= El Corrido de Rosita Alvírez =

"El Corrido de Rosita Alvírez" is a Mexican corrido, a type of storytelling put to music. It tells the story of young Rosita Alvírez who, despite her mother's warnings, decides to go to a baile (dance) one night. She gets there and a man named Hipolito asks her to dance. She declines, and Hipolito shoots her three times because of the embarrassment he feels. In the end, Rosita is in el cielo (heaven) and Hipolito is in la cárcel (jail).

The most well-known verse of the corrido has a touch of humor. It says: el día que la mataron, Rosita estaba de suerte, de tres tiros que le dieron, nomás uno era de muerte which translates to: The day that she was killed, Rosita was in luck, of the three shots she received, only one was deadly.

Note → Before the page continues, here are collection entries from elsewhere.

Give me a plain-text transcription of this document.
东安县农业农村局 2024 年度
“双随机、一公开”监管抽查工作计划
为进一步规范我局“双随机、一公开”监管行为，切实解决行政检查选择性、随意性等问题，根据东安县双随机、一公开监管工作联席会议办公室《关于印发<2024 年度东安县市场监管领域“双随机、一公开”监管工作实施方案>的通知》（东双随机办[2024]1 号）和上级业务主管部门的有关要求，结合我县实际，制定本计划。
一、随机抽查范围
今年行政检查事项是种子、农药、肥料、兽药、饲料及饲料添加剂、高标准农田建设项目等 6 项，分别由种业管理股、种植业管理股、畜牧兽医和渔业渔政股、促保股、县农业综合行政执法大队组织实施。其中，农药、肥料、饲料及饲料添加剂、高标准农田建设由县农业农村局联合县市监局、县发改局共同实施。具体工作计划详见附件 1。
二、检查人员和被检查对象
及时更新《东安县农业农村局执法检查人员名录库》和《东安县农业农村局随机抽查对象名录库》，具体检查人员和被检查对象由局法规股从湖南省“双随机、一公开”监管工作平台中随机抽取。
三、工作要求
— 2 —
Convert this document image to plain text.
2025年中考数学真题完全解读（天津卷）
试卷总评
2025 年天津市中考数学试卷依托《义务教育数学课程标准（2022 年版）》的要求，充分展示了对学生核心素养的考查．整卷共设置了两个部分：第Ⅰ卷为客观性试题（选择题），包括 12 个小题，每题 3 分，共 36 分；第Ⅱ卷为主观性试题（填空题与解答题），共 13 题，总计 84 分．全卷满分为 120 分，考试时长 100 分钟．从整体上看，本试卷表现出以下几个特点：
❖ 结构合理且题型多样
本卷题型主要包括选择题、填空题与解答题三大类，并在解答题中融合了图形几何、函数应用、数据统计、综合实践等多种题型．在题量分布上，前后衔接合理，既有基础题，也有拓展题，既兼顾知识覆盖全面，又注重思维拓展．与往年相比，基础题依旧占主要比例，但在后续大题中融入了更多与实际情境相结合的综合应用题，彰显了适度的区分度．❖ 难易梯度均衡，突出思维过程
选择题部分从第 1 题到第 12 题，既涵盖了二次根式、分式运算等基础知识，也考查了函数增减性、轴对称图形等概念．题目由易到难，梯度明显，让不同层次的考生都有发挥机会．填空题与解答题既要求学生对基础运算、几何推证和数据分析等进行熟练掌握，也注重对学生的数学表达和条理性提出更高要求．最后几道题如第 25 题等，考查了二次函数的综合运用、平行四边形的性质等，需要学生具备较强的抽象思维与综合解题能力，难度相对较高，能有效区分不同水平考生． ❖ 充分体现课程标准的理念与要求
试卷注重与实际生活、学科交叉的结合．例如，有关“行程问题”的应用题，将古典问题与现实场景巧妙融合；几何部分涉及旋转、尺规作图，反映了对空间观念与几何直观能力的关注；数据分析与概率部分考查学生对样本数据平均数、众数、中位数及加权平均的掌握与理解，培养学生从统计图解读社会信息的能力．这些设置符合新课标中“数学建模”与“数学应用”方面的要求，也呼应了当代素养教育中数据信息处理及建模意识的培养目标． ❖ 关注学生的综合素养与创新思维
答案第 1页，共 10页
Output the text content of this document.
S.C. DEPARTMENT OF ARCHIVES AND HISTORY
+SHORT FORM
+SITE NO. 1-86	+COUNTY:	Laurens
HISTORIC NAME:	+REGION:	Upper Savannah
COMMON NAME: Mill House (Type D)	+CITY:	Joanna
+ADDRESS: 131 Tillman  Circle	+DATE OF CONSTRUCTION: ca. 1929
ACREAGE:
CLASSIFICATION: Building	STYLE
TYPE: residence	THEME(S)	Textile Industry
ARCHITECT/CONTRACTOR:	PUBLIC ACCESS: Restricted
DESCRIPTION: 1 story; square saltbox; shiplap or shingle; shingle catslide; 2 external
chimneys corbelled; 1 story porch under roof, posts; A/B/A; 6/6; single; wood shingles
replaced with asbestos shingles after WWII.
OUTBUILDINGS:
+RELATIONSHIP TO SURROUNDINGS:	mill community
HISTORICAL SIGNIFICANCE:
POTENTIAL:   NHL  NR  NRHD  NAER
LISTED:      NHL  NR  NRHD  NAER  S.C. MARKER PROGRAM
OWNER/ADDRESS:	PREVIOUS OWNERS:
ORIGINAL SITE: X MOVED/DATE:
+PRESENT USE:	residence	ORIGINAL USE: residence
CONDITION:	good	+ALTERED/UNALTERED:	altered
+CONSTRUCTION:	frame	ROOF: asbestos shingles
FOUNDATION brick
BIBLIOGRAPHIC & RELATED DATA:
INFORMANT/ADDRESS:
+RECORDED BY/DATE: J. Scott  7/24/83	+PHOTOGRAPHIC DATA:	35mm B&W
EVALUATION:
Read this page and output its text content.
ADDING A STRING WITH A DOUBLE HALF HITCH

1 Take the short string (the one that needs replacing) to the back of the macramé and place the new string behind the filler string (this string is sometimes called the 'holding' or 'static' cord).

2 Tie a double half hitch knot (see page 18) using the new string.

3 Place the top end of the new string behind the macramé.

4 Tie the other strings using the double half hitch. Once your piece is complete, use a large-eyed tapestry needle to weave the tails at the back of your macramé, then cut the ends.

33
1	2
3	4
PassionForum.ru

The corrido is based on real events that occurred in Saltillo, Coahuila in 1900.

==Musical recordings==
There are over a hundred recorded versions including by Antonio Aguilar, Sparx, Los Alegres de Teran, Beatriz Adriana and so on. But perhaps the most well-known one is the one sung by Piporro.

==In popular culture==
Rosita Alvírez is one of the more famous corridos and thus has had resonance in popular culture. There have been multiple films with different versions of the story. These include El Corrido de Rosita Alvirez, a 1947 film starring Luis Aguilar and Maria Luisa Zena and directed by Raúl de Anda; Rosita Alvarez was my betrothed, a 1955 film also starring Luis Aguilar; and Rosita Alvirez, Destino Sangriento (bloody ending) a 1982 film starring Beatriz Adriana and Pedro Infante Jr.